Day 1. Writing to birth myself as Life through the physical.

I heard bernand’s video today about nothingness, in which he request people to write daily. Day 1, Day 2, etc etc, each day taking on some point and doing self forgiveness on it. Of course, writing self-corrective/committing statements to actually physically stand as change. This must be done daily, everyday for 7 years. Wow, can you imagine daily writing for 7 years. well step by step, drop by drop changing the patterns of self, physically.

Let me take a simple point I saw today, which will assist me to look at. Taking things personally.

I forgive myself that I have accepted and allowed myself to take things personally.

I forgive myself that I have accepted and allowed myself to take anything another says as a direct insult to me, and in that I have allowed myself to take things personally.

I forgive myself that I have accepted and allowed myself to take any question, or any comment, or any gesture by another “personally” and in that I have allowed myself to get hurt.

This is a very simple problem, I mean, why do I think others are trying to hurt me, or insult me? I realize how I see the moment, is how I realize the moment. If anyone ask me a question, it just a question, a comment, or a gesture, it is what it is. But if I look at it as an insult or hurt point, then, yes, I have “taken things personally”.

So I forgive myself that I have accepted and allowed myself to take things personally. instead of breathing and not taking inside me, anything what others say or do, I have allowed them to get in and be hurtful. I mean, only if I allow anything to get in, can it hurt me.

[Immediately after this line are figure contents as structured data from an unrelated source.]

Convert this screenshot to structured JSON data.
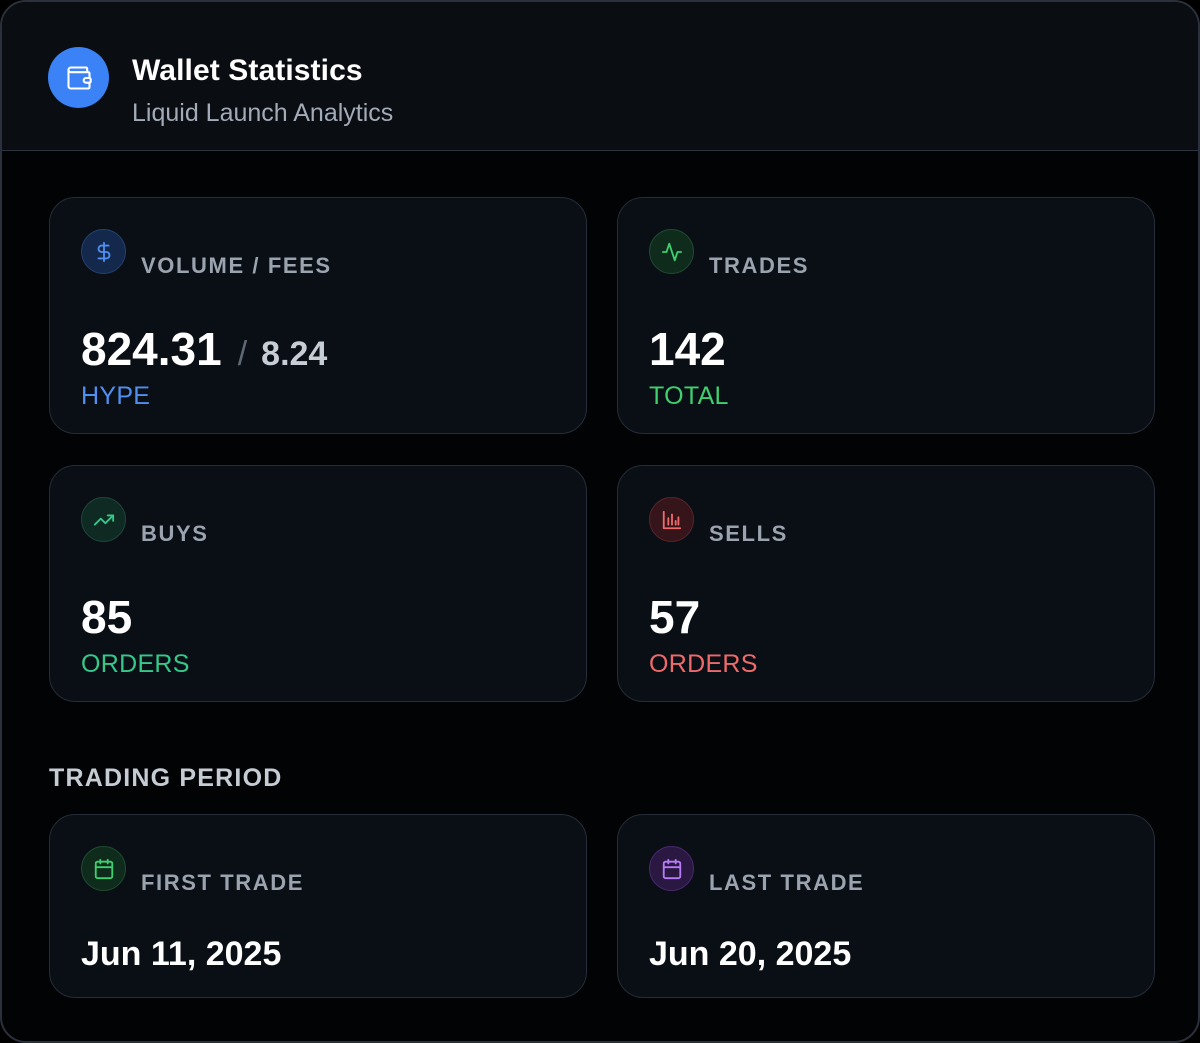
{
  "header": {
    "icon": "wallet-icon",
    "title": "Wallet Statistics",
    "subtitle": "Liquid Launch Analytics"
  },
  "stats": {
    "volume": {
      "icon": "dollar-icon",
      "label": "VOLUME / FEES",
      "value": "824.31",
      "separator": "/",
      "secondary": "8.24",
      "unit": "HYPE",
      "accent": "#4f8ff0"
    },
    "trades": {
      "icon": "activity-icon",
      "label": "TRADES",
      "value": "142",
      "unit": "TOTAL",
      "accent": "#3fcf6e"
    },
    "buys": {
      "icon": "trending-up-icon",
      "label": "BUYS",
      "value": "85",
      "unit": "ORDERS",
      "accent": "#34c98a"
    },
    "sells": {
      "icon": "bar-chart-icon",
      "label": "SELLS",
      "value": "57",
      "unit": "ORDERS",
      "accent": "#ee6a6a"
    }
  },
  "period": {
    "title": "TRADING PERIOD",
    "first": {
      "icon": "calendar-icon",
      "label": "FIRST TRADE",
      "date": "Jun 11, 2025",
      "accent": "#3fcf6e"
    },
    "last": {
      "icon": "calendar-icon",
      "label": "LAST TRADE",
      "date": "Jun 20, 2025",
      "accent": "#b57cf5"
    }
  }
}
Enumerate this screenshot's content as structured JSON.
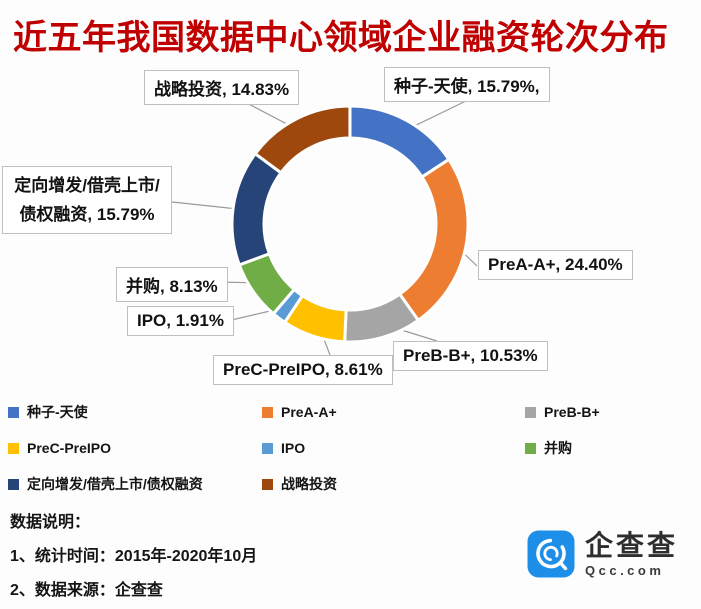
{
  "title": {
    "text": "近五年我国数据中心领域企业融资轮次分布",
    "color": "#C00000"
  },
  "chart_data": {
    "type": "pie",
    "subtype": "donut",
    "title": "近五年我国数据中心领域企业融资轮次分布",
    "unit": "percent",
    "categories": [
      "种子-天使",
      "PreA-A+",
      "PreB-B+",
      "PreC-PreIPO",
      "IPO",
      "并购",
      "定向增发/借壳上市/债权融资",
      "战略投资"
    ],
    "values": [
      15.79,
      24.4,
      10.53,
      8.61,
      1.91,
      8.13,
      15.79,
      14.83
    ],
    "colors": [
      "#4472C4",
      "#ED7D31",
      "#A5A5A5",
      "#FFC000",
      "#5B9BD5",
      "#70AD47",
      "#264478",
      "#9E480E"
    ],
    "start_angle_deg": 0,
    "direction": "clockwise",
    "inner_radius_ratio": 0.73,
    "legend_position": "bottom",
    "data_labels": [
      "种子-天使, 15.79%,",
      "PreA-A+, 24.40%",
      "PreB-B+, 10.53%",
      "PreC-PreIPO, 8.61%",
      "IPO, 1.91%",
      "并购, 8.13%",
      "定向增发/借壳上市/债权融资, 15.79%",
      "战略投资, 14.83%"
    ]
  },
  "callouts": {
    "strategic": {
      "text": "战略投资, 14.83%"
    },
    "seed": {
      "text": "种子-天使, 15.79%,"
    },
    "private_placement": {
      "line1": "定向增发/借壳上市/",
      "line2": "债权融资, 15.79%"
    },
    "merger": {
      "text": "并购, 8.13%"
    },
    "ipo": {
      "text": "IPO, 1.91%"
    },
    "prec": {
      "text": "PreC-PreIPO, 8.61%"
    },
    "preb": {
      "text": "PreB-B+, 10.53%"
    },
    "prea": {
      "text": "PreA-A+, 24.40%"
    }
  },
  "legend": {
    "items": [
      {
        "label": "种子-天使",
        "color": "#4472C4"
      },
      {
        "label": "PreA-A+",
        "color": "#ED7D31"
      },
      {
        "label": "PreB-B+",
        "color": "#A5A5A5"
      },
      {
        "label": "PreC-PreIPO",
        "color": "#FFC000"
      },
      {
        "label": "IPO",
        "color": "#5B9BD5"
      },
      {
        "label": "并购",
        "color": "#70AD47"
      },
      {
        "label": "定向增发/借壳上市/债权融资",
        "color": "#264478"
      },
      {
        "label": "战略投资",
        "color": "#9E480E"
      }
    ]
  },
  "footer": {
    "heading": "数据说明：",
    "lines": [
      "1、统计时间：2015年-2020年10月",
      "2、数据来源：企查查"
    ]
  },
  "logo": {
    "name": "企查查",
    "domain": "Qcc.com",
    "color": "#1E8FE9"
  }
}
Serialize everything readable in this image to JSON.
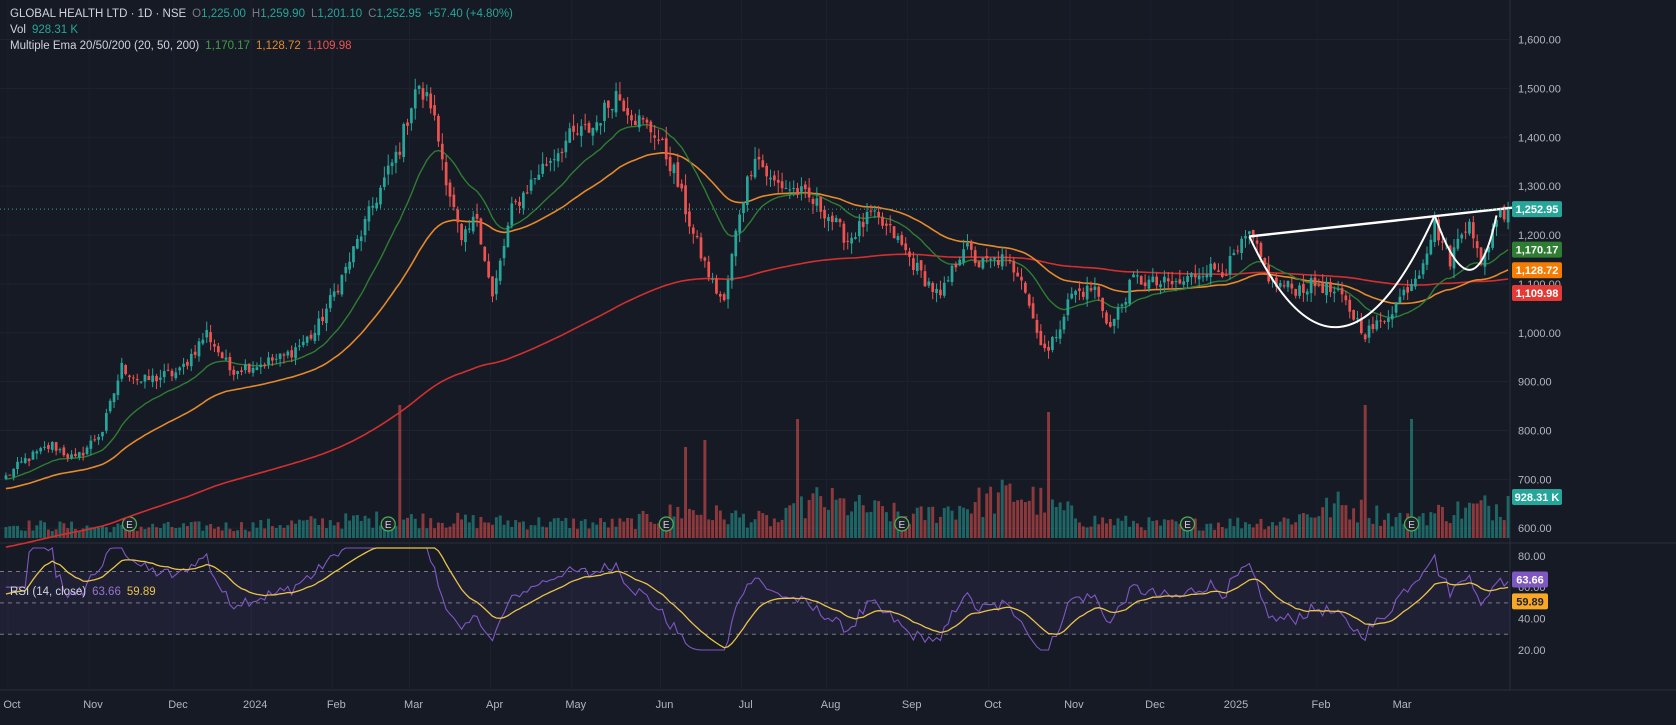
{
  "header": {
    "symbol_line": "GLOBAL HEALTH LTD · 1D · NSE",
    "open_label": "O",
    "open": "1,225.00",
    "high_label": "H",
    "high": "1,259.90",
    "low_label": "L",
    "low": "1,201.10",
    "close_label": "C",
    "close": "1,252.95",
    "change": "+57.40 (+4.80%)",
    "vol_label": "Vol",
    "vol": "928.31 K",
    "ema_label": "Multiple Ema 20/50/200 (20, 50, 200)",
    "ema20": "1,170.17",
    "ema50": "1,128.72",
    "ema200": "1,109.98"
  },
  "rsi_header": {
    "label": "RSI (14, close)",
    "rsi": "63.66",
    "ma": "59.89"
  },
  "colors": {
    "background": "#161a25",
    "up": "#26a69a",
    "down": "#ef5350",
    "ema20": "#2e7d32",
    "ema50": "#e6892b",
    "ema200": "#d32f2f",
    "rsi": "#7e57c2",
    "rsi_ma": "#e8c34a",
    "pattern": "#ffffff"
  },
  "price_axis": {
    "ticks": [
      "1,600.00",
      "1,500.00",
      "1,400.00",
      "1,300.00",
      "1,200.00",
      "1,100.00",
      "1,000.00",
      "900.00",
      "800.00",
      "700.00",
      "600.00"
    ]
  },
  "rsi_axis": {
    "ticks": [
      "80.00",
      "60.00",
      "40.00",
      "20.00"
    ]
  },
  "price_badges": {
    "last": "1,252.95",
    "ema20": "1,170.17",
    "ema50": "1,128.72",
    "ema200": "1,109.98",
    "volume": "928.31 K"
  },
  "rsi_badges": {
    "rsi": "63.66",
    "ma": "59.89"
  },
  "time_axis": {
    "labels": [
      "Oct",
      "Nov",
      "Dec",
      "2024",
      "Feb",
      "Mar",
      "Apr",
      "May",
      "Jun",
      "Jul",
      "Aug",
      "Sep",
      "Oct",
      "Nov",
      "Dec",
      "2025",
      "Feb",
      "Mar"
    ]
  },
  "earnings_marker": "E",
  "chart_data": {
    "type": "candlestick",
    "ylim": [
      580,
      1640
    ],
    "rsi_ylim": [
      20,
      85
    ],
    "rsi_bands": [
      70,
      50,
      30
    ],
    "anchors": [
      [
        0,
        705
      ],
      [
        5,
        740
      ],
      [
        12,
        770
      ],
      [
        18,
        740
      ],
      [
        25,
        800
      ],
      [
        30,
        930
      ],
      [
        35,
        900
      ],
      [
        45,
        920
      ],
      [
        52,
        1000
      ],
      [
        58,
        925
      ],
      [
        65,
        935
      ],
      [
        72,
        950
      ],
      [
        80,
        1000
      ],
      [
        88,
        1130
      ],
      [
        95,
        1260
      ],
      [
        102,
        1380
      ],
      [
        106,
        1500
      ],
      [
        110,
        1470
      ],
      [
        114,
        1320
      ],
      [
        118,
        1180
      ],
      [
        122,
        1240
      ],
      [
        126,
        1070
      ],
      [
        131,
        1250
      ],
      [
        138,
        1330
      ],
      [
        146,
        1400
      ],
      [
        152,
        1420
      ],
      [
        158,
        1490
      ],
      [
        163,
        1440
      ],
      [
        168,
        1410
      ],
      [
        173,
        1330
      ],
      [
        178,
        1200
      ],
      [
        183,
        1100
      ],
      [
        186,
        1060
      ],
      [
        190,
        1250
      ],
      [
        194,
        1370
      ],
      [
        198,
        1310
      ],
      [
        205,
        1290
      ],
      [
        212,
        1250
      ],
      [
        218,
        1190
      ],
      [
        224,
        1240
      ],
      [
        230,
        1200
      ],
      [
        236,
        1130
      ],
      [
        242,
        1070
      ],
      [
        248,
        1180
      ],
      [
        252,
        1140
      ],
      [
        258,
        1150
      ],
      [
        263,
        1120
      ],
      [
        267,
        1000
      ],
      [
        270,
        960
      ],
      [
        276,
        1080
      ],
      [
        282,
        1090
      ],
      [
        286,
        1010
      ],
      [
        292,
        1110
      ],
      [
        298,
        1100
      ],
      [
        304,
        1100
      ],
      [
        310,
        1130
      ],
      [
        316,
        1130
      ],
      [
        322,
        1200
      ],
      [
        328,
        1100
      ],
      [
        334,
        1090
      ],
      [
        340,
        1100
      ],
      [
        346,
        1070
      ],
      [
        352,
        1000
      ],
      [
        356,
        1020
      ],
      [
        360,
        1060
      ],
      [
        366,
        1130
      ],
      [
        370,
        1220
      ],
      [
        374,
        1150
      ],
      [
        379,
        1240
      ],
      [
        382,
        1130
      ],
      [
        386,
        1240
      ],
      [
        389,
        1253
      ]
    ],
    "volume_anchors": [
      [
        0,
        90
      ],
      [
        25,
        70
      ],
      [
        60,
        80
      ],
      [
        100,
        130
      ],
      [
        125,
        110
      ],
      [
        160,
        95
      ],
      [
        175,
        180
      ],
      [
        200,
        110
      ],
      [
        210,
        250
      ],
      [
        235,
        140
      ],
      [
        262,
        300
      ],
      [
        280,
        120
      ],
      [
        300,
        90
      ],
      [
        330,
        110
      ],
      [
        345,
        220
      ],
      [
        360,
        130
      ],
      [
        389,
        230
      ]
    ],
    "bars": 390,
    "last_close": 1252.95,
    "ema20_last": 1170.17,
    "ema50_last": 1128.72,
    "ema200_last": 1109.98,
    "volume_last": "928.31 K",
    "volume_spikes": [
      [
        102,
        1.9
      ],
      [
        205,
        1.7
      ],
      [
        270,
        1.8
      ],
      [
        352,
        1.9
      ],
      [
        364,
        1.7
      ],
      [
        176,
        1.3
      ],
      [
        181,
        1.4
      ]
    ],
    "earnings_bars": [
      32,
      99,
      171,
      232,
      306,
      364
    ],
    "rsi_last": 63.66,
    "rsi_ma_last": 59.89,
    "pattern": {
      "name": "cup and handle",
      "rim_line": [
        [
          322,
          1197
        ],
        [
          389,
          1253
        ]
      ],
      "cup": [
        [
          322,
          1197
        ],
        [
          345,
          1000
        ],
        [
          370,
          1240
        ]
      ],
      "handle": [
        [
          370,
          1240
        ],
        [
          380,
          1130
        ],
        [
          386,
          1240
        ]
      ]
    }
  }
}
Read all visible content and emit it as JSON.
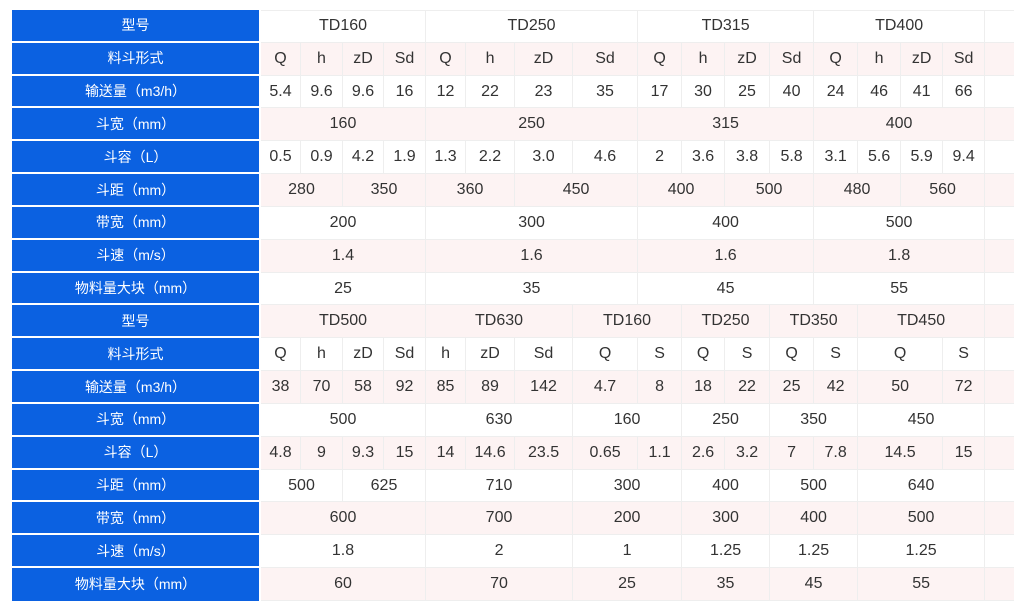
{
  "table": {
    "name": "td-series-spec-table",
    "colors": {
      "header_bg": "#0b61e1",
      "header_text": "#ffffff",
      "cell_text": "#333333",
      "cell_border": "#eeeeee",
      "header_border": "#ffffff",
      "row_bg": "#ffffff",
      "row_alt_bg": "#fdf3f3"
    },
    "rows": [
      {
        "label": "型号",
        "cells": [
          {
            "t": "TD160",
            "s": 4
          },
          {
            "t": "TD250",
            "s": 4
          },
          {
            "t": "TD315",
            "s": 4
          },
          {
            "t": "TD400",
            "s": 4
          }
        ]
      },
      {
        "label": "料斗形式",
        "cells": [
          {
            "t": "Q"
          },
          {
            "t": "h"
          },
          {
            "t": "zD"
          },
          {
            "t": "Sd"
          },
          {
            "t": "Q"
          },
          {
            "t": "h"
          },
          {
            "t": "zD"
          },
          {
            "t": "Sd"
          },
          {
            "t": "Q"
          },
          {
            "t": "h"
          },
          {
            "t": "zD"
          },
          {
            "t": "Sd"
          },
          {
            "t": "Q"
          },
          {
            "t": "h"
          },
          {
            "t": "zD"
          },
          {
            "t": "Sd"
          }
        ]
      },
      {
        "label": "输送量（m3/h）",
        "cells": [
          {
            "t": "5.4"
          },
          {
            "t": "9.6"
          },
          {
            "t": "9.6"
          },
          {
            "t": "16"
          },
          {
            "t": "12"
          },
          {
            "t": "22"
          },
          {
            "t": "23"
          },
          {
            "t": "35"
          },
          {
            "t": "17"
          },
          {
            "t": "30"
          },
          {
            "t": "25"
          },
          {
            "t": "40"
          },
          {
            "t": "24"
          },
          {
            "t": "46"
          },
          {
            "t": "41"
          },
          {
            "t": "66"
          }
        ]
      },
      {
        "label": "斗宽（mm）",
        "cells": [
          {
            "t": "160",
            "s": 4
          },
          {
            "t": "250",
            "s": 4
          },
          {
            "t": "315",
            "s": 4
          },
          {
            "t": "400",
            "s": 4
          }
        ]
      },
      {
        "label": "斗容（L）",
        "cells": [
          {
            "t": "0.5"
          },
          {
            "t": "0.9"
          },
          {
            "t": "4.2"
          },
          {
            "t": "1.9"
          },
          {
            "t": "1.3"
          },
          {
            "t": "2.2"
          },
          {
            "t": "3.0"
          },
          {
            "t": "4.6"
          },
          {
            "t": "2"
          },
          {
            "t": "3.6"
          },
          {
            "t": "3.8"
          },
          {
            "t": "5.8"
          },
          {
            "t": "3.1"
          },
          {
            "t": "5.6"
          },
          {
            "t": "5.9"
          },
          {
            "t": "9.4"
          }
        ]
      },
      {
        "label": "斗距（mm）",
        "cells": [
          {
            "t": "280",
            "s": 2
          },
          {
            "t": "350",
            "s": 2
          },
          {
            "t": "360",
            "s": 2
          },
          {
            "t": "450",
            "s": 2
          },
          {
            "t": "400",
            "s": 2
          },
          {
            "t": "500",
            "s": 2
          },
          {
            "t": "480",
            "s": 2
          },
          {
            "t": "560",
            "s": 2
          }
        ]
      },
      {
        "label": "带宽（mm）",
        "cells": [
          {
            "t": "200",
            "s": 4
          },
          {
            "t": "300",
            "s": 4
          },
          {
            "t": "400",
            "s": 4
          },
          {
            "t": "500",
            "s": 4
          }
        ]
      },
      {
        "label": "斗速（m/s）",
        "cells": [
          {
            "t": "1.4",
            "s": 4
          },
          {
            "t": "1.6",
            "s": 4
          },
          {
            "t": "1.6",
            "s": 4
          },
          {
            "t": "1.8",
            "s": 4
          }
        ]
      },
      {
        "label": "物料量大块（mm）",
        "cells": [
          {
            "t": "25",
            "s": 4
          },
          {
            "t": "35",
            "s": 4
          },
          {
            "t": "45",
            "s": 4
          },
          {
            "t": "55",
            "s": 4
          }
        ]
      },
      {
        "label": "型号",
        "cells": [
          {
            "t": "TD500",
            "s": 4
          },
          {
            "t": "TD630",
            "s": 3
          },
          {
            "t": "TD160",
            "s": 2
          },
          {
            "t": "TD250",
            "s": 2
          },
          {
            "t": "TD350",
            "s": 2
          },
          {
            "t": "TD450",
            "s": 3
          }
        ]
      },
      {
        "label": "料斗形式",
        "cells": [
          {
            "t": "Q"
          },
          {
            "t": "h"
          },
          {
            "t": "zD"
          },
          {
            "t": "Sd"
          },
          {
            "t": "h"
          },
          {
            "t": "zD"
          },
          {
            "t": "Sd"
          },
          {
            "t": "Q"
          },
          {
            "t": "S"
          },
          {
            "t": "Q"
          },
          {
            "t": "S"
          },
          {
            "t": "Q"
          },
          {
            "t": "S"
          },
          {
            "t": "Q",
            "s": 2
          },
          {
            "t": "S"
          }
        ]
      },
      {
        "label": "输送量（m3/h）",
        "cells": [
          {
            "t": "38"
          },
          {
            "t": "70"
          },
          {
            "t": "58"
          },
          {
            "t": "92"
          },
          {
            "t": "85"
          },
          {
            "t": "89"
          },
          {
            "t": "142"
          },
          {
            "t": "4.7"
          },
          {
            "t": "8"
          },
          {
            "t": "18"
          },
          {
            "t": "22"
          },
          {
            "t": "25"
          },
          {
            "t": "42"
          },
          {
            "t": "50",
            "s": 2
          },
          {
            "t": "72"
          }
        ]
      },
      {
        "label": "斗宽（mm）",
        "cells": [
          {
            "t": "500",
            "s": 4
          },
          {
            "t": "630",
            "s": 3
          },
          {
            "t": "160",
            "s": 2
          },
          {
            "t": "250",
            "s": 2
          },
          {
            "t": "350",
            "s": 2
          },
          {
            "t": "450",
            "s": 3
          }
        ]
      },
      {
        "label": "斗容（L）",
        "cells": [
          {
            "t": "4.8"
          },
          {
            "t": "9"
          },
          {
            "t": "9.3"
          },
          {
            "t": "15"
          },
          {
            "t": "14"
          },
          {
            "t": "14.6"
          },
          {
            "t": "23.5"
          },
          {
            "t": "0.65"
          },
          {
            "t": "1.1"
          },
          {
            "t": "2.6"
          },
          {
            "t": "3.2"
          },
          {
            "t": "7"
          },
          {
            "t": "7.8"
          },
          {
            "t": "14.5",
            "s": 2
          },
          {
            "t": "15"
          }
        ]
      },
      {
        "label": "斗距（mm）",
        "cells": [
          {
            "t": "500",
            "s": 2
          },
          {
            "t": "625",
            "s": 2
          },
          {
            "t": "710",
            "s": 3
          },
          {
            "t": "300",
            "s": 2
          },
          {
            "t": "400",
            "s": 2
          },
          {
            "t": "500",
            "s": 2
          },
          {
            "t": "640",
            "s": 3
          }
        ]
      },
      {
        "label": "带宽（mm）",
        "cells": [
          {
            "t": "600",
            "s": 4
          },
          {
            "t": "700",
            "s": 3
          },
          {
            "t": "200",
            "s": 2
          },
          {
            "t": "300",
            "s": 2
          },
          {
            "t": "400",
            "s": 2
          },
          {
            "t": "500",
            "s": 3
          }
        ]
      },
      {
        "label": "斗速（m/s）",
        "cells": [
          {
            "t": "1.8",
            "s": 4
          },
          {
            "t": "2",
            "s": 3
          },
          {
            "t": "1",
            "s": 2
          },
          {
            "t": "1.25",
            "s": 2
          },
          {
            "t": "1.25",
            "s": 2
          },
          {
            "t": "1.25",
            "s": 3
          }
        ]
      },
      {
        "label": "物料量大块（mm）",
        "cells": [
          {
            "t": "60",
            "s": 4
          },
          {
            "t": "70",
            "s": 3
          },
          {
            "t": "25",
            "s": 2
          },
          {
            "t": "35",
            "s": 2
          },
          {
            "t": "45",
            "s": 2
          },
          {
            "t": "55",
            "s": 3
          }
        ]
      }
    ]
  }
}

So when and as I see myself “taking things personally”, I stop it, I breathe I support myself with breathing. I realize how I experience myself within me is my direct responsibility. I can suffer inside me or, I can just breathe and remain here as physical. its upto me.

This moment is here as life. Only this moment, I need to take care. Taking things personally means I continue with time and allow suffering to happen. So I stop, I breathe, I engage myself in the physical Here-ness, doing something physical.

To take things personally, I need a story in the head, I need the backchat,  the chatting back of the mind, to continue. So I support me with breathing here.

Till here no further, I will no longer allow and accept myself to take things personally. Instead I breathe, I let go, I remain here.